Шрифт:
Зимовщиков-темповцев всего одиннадцать. За долгие месяцы уединенной жизни на острове они не избалованы визитами крылатых гостей и потому радостно возбуждены, принимая на льду своей бухты сразу три самолета. Тут, понятно, не то что в Тикси, — нет тракторов для буксировки крылатых машин, автоцистерн для подвоза горючего. Наземным аэродромным транспортом служат собачьи упряжки.
Пора взлетать и нашему флагману — на своем трехколесном шасси он отрывается легко, быстро набирает высоту К удобствам воздушного путешествия (в кабине тепло, отлично действует бензиновая печь, да и просторно — сидишь на своем свернутом спальном мешке, как на диване) я успел привыкнуть еще на пути от Москвы. Все мое внимание приковано теперь к тому, что происходит внизу под нами.

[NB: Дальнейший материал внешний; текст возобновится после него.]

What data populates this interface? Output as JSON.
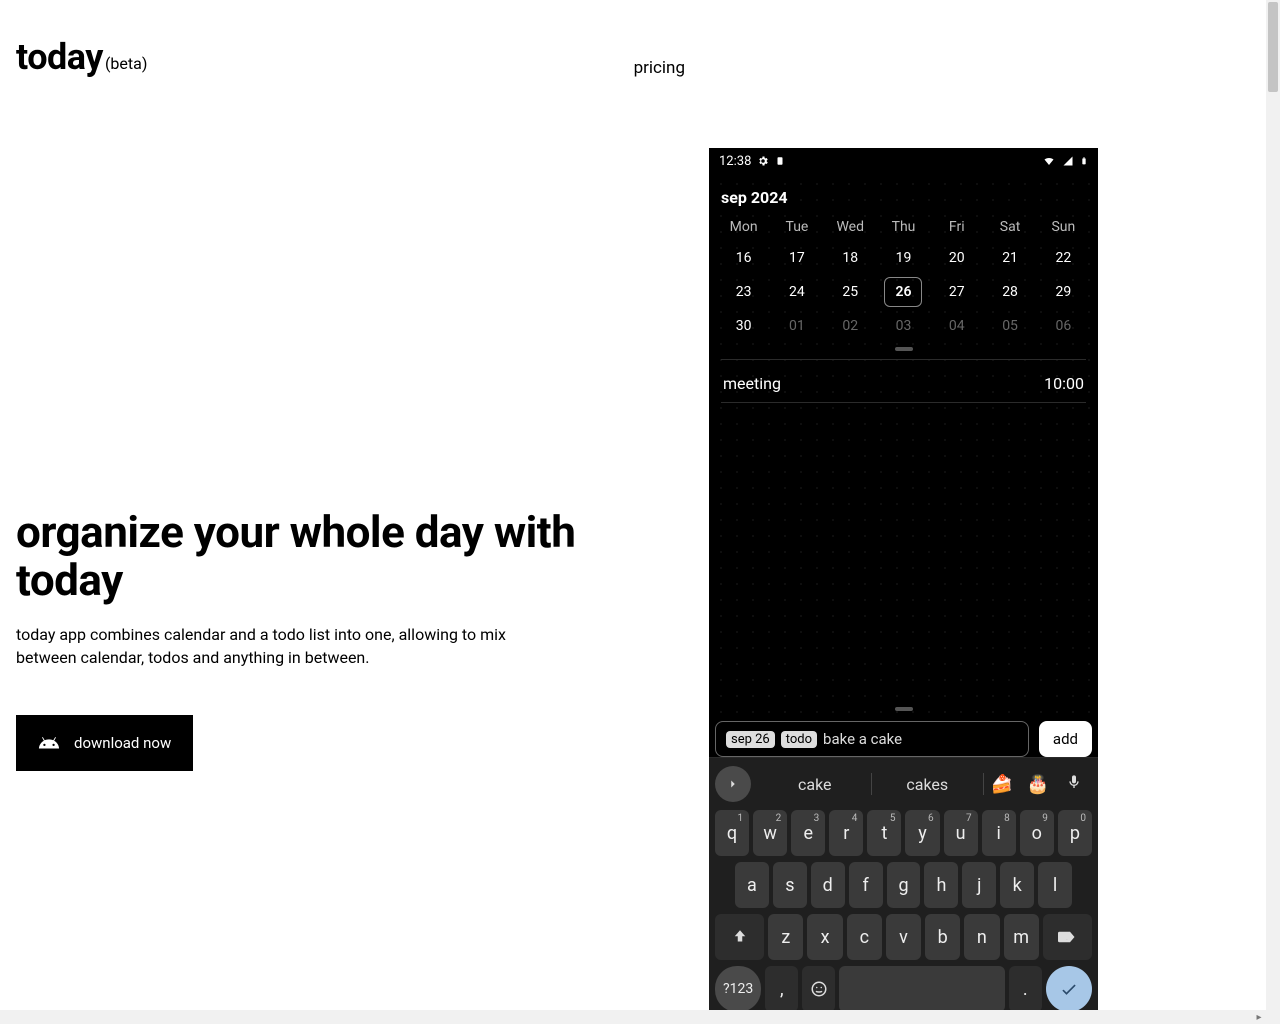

Вид зимней морской равнины изменяется на глазах. Это уже не белая, туго накрахмаленная скатерть мелководного моря Лаптевых, смерзающегося в единый припай — от материкового берега до Новосибирских островов. За отмелью начинается материковый склон с глубинами свыше двухсот метров. Еще час-другой полета к северу, и за материковым склоном, где глубины переваливают за две тысячи метров, идет глубоководная котловина Северного Ледовитого океана.
Могуч богатырь-океан… Белая скатерть внизу будто смята, разорвана исполинской силой — многоярусной мешаниной под, непрестанно движущихся между полюсом и тропиками, из конца в конец нашей планеты. В извечной тревоге и тесноте громоздятся друг на друга ледяные поля. После подвижек и сжатий, словно после землетрясений, тут и там возникают причудливые изломы трещин, гряды торосов, широченные полыньи. Сквозь пелену испарений черными окнами проглядывает бездонная пучина.
В Восторгаясь невиданным прежде зрелищем, я, однако, приглядывался и к соседям по кабине, занятым своими привычными делами. Вооружившись цветными карандашами, гидролог Николай Александрович Волков разрисовывал бланковую девственно чистую карту всевозможными условными значками. Ромбики, кружочки, треугольнички, стрелки, зигзаги — синие, зеленые, коричневые, красные — обозначают степень сплоченности и возраст океанского льда. Большим опытом, наметанным зрением надо располагать, чтобы запечатлеть на бумаге весь хаос, царящий внизу под нами.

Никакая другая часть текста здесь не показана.